The thing about any presidential election is that it could be an event in which sober and intelligent men and women stage a thoughtful and serious debate on the high-stakes issues of our time, guided by the principle that the American people, if nothing else, simply deserve it. On the other hand, it could also be a welter of low-blow stupefaction and soul-exsanguinating venality that leaves you with the feeling that this American experiment should be mercifully drowned in a bucket of ranch dressing. What path will 2016's looming civic pseudo-event take?

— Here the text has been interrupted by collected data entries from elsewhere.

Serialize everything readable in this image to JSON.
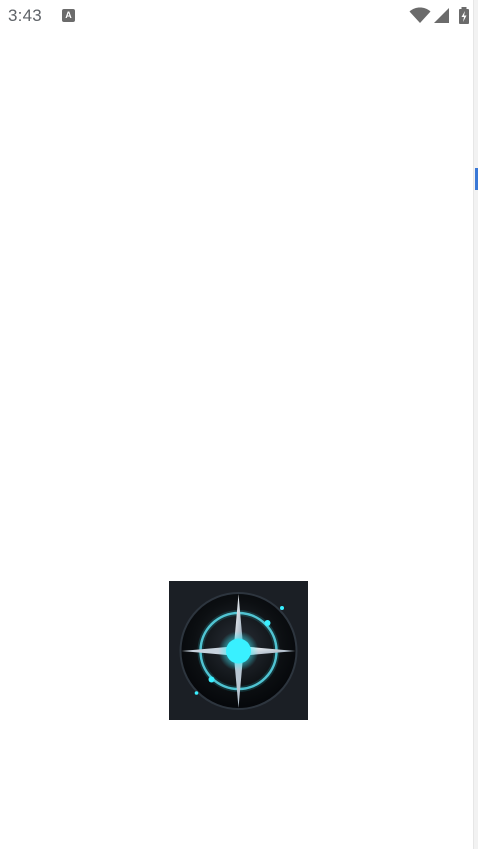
{
  "status_bar": {
    "time": "3:43",
    "notification_icon": "a-notification-icon",
    "wifi_icon": "wifi-icon",
    "signal_icon": "cellular-signal-icon",
    "battery_icon": "battery-charging-icon"
  },
  "splash": {
    "logo_icon": "compass-logo-icon",
    "colors": {
      "background": "#ffffff",
      "logo_bg": "#1b1f25",
      "glow": "#39f0ff"
    }
  }
}
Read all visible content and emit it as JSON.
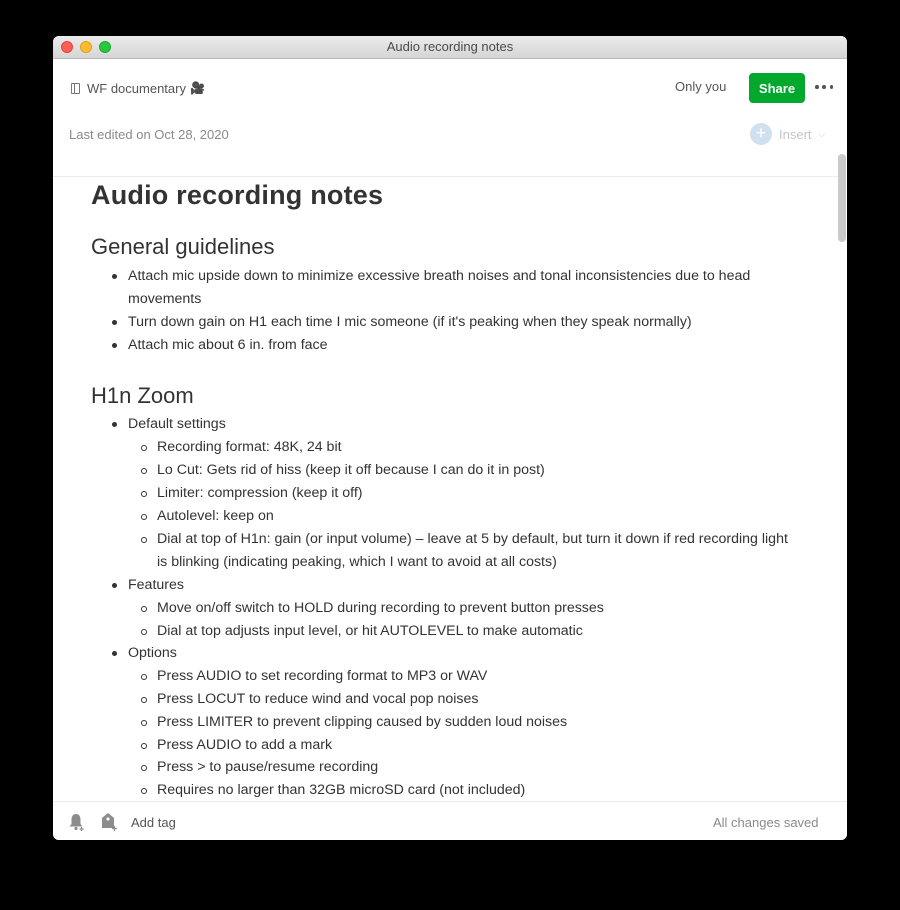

Well, let's consider the strange controversy that recently embroiled the nascent proto-campaigns of former Virginia Sen. Jim Webb and former Secretary of State Hillary Clinton as an amuse-bouche before the meal to come. On Dec. 30, the U.S. News and World Report's David Catanese published a lengthy profile of Webb, seeking to elucidate the Democrat's possible motivations for jumping into the 2016 race. Well down in the piece, Catanese reported that "Clinton loyalists are keeping an eye" on Webb, and that in the days before the Thanksgiving holiday, "staffers of Philippe Reines, Clinton’s longtime communications guru, pitched talk radio producers on the racy, sexually charged writings in Webb’s novels, according to a source."
There was, as you might suspect, some immediate pushback. Clinton spokesman Nick Merrill told Catanese that his source had told "an unmitigated lie." Catanese granted his source both anonymity and the final word on the matter, reporting that he or she "stands by the account." This week, the contretemps ended up as the basis for a Media Matters post. In large part, Media Matters simply took Merrill's denial at face value and declared the matter to be closed -- which, when you think about it, is a strange position for a media watchdog organization to take, and one that I have severe doubts will be applied in consistent fashion going forward. (Catanese, by reporting that his source stood by the earlier claim, stands accused by Media Matters of "doubling down," proving once again that the term "doubling-down" has become tragically untethered from it's original meaning.)
But look, I'm not interested in doing a twelve-part podcast investigating who was shopping Jim Webb oppo to whom back in November. What I am interested in pointing out is that using the contents of Webb's novels as some sort of brickbat in 2016 is stupid as hell. I am astonished and bewildered to have to confront even the potential that this could be a thing that gets litigated as a part of 2016's festival of nonsense.
Or, to be more precise, re-litigated, because Jim Webb's novels were the subject of desperately dumb political horseplay back in 2006. Let's take our wayback machine to this Oct. 27, 2006, CNN report:
The bitter Senate campaign in Virginia turned uglier Friday when the Republican incumbent pulled up sexual passages from novels written by his Democratic opponent, who called the move baseless character assassination.
In a news release and list of quotes posted Friday on the Drudge Report Web site, Sen. George Allen accused his opponent, former Navy Secretary Jim Webb, of "demeaning women" and "dehumanizing women, men and even children" through his fiction writings. At least two of the listed passages include children in sexual situations.
Allen's campaign did not include the press release and list of passages on its Web site, where press releases are generally posted.
There was, however, a Thursday statement from Chris LaCivita, general consultant for the Allen campaign, saying some references in Webb's novels are "disturbing" and "portray women as servile, subordinate and promiscuous."
At the time, Webb defended his fiction writings, to what should have been to the satisfaction of anyone who's ever read a pulpy potboiler. But let's consider the first reason why dredging anything like this up in 2016 is well beyond idiotic: This was the desperation play run by George Allen, for Pete's sake. To be more specific, a play run by a post-Macaca George Allen. It staggers my mind that I find myself having to point out that going to George Allen's October 2006 playbook for some hawt 2016 strategery is just not a good look for anyone.
But even if Allen had never existed, this is still garbage politics. Diming out Jim Webb on the sex scenes from his novels? In a world where middle America is content to contemplate a full "Fifty Shades Of Grey," concern-trolling over Webb's books seems to be hardly of the moment. Anyone dishing it around looks like a prudish scold -- a throwback creep cultural prosecutor from a half-century ago. And unless you're authentically a cultural conservative -- like, say, Mike Huckabee or Rick Santorum -- then you don't even really harbor genuine grievances with novelised erotica. If the person in Catanese's original report is telling the truth, then they have painted themselves as an unserious and insincere person.
Again, I can't speak to the authenticity of Catanese's original source on all of this mishegas; neither do I want to cast aspersions on his reporting. But in terms of distant, early warnings of disasters to come, I take the mere fact that this past-its-sell-by-date "oppo" even came up in the discourse at all as a sign of an impending crap-aclysm. There's still time for everyone to resolve to do better, of course. Surely the voters deserve some seriousness. Still: Better get used to the dust in your lungs, my little canaries.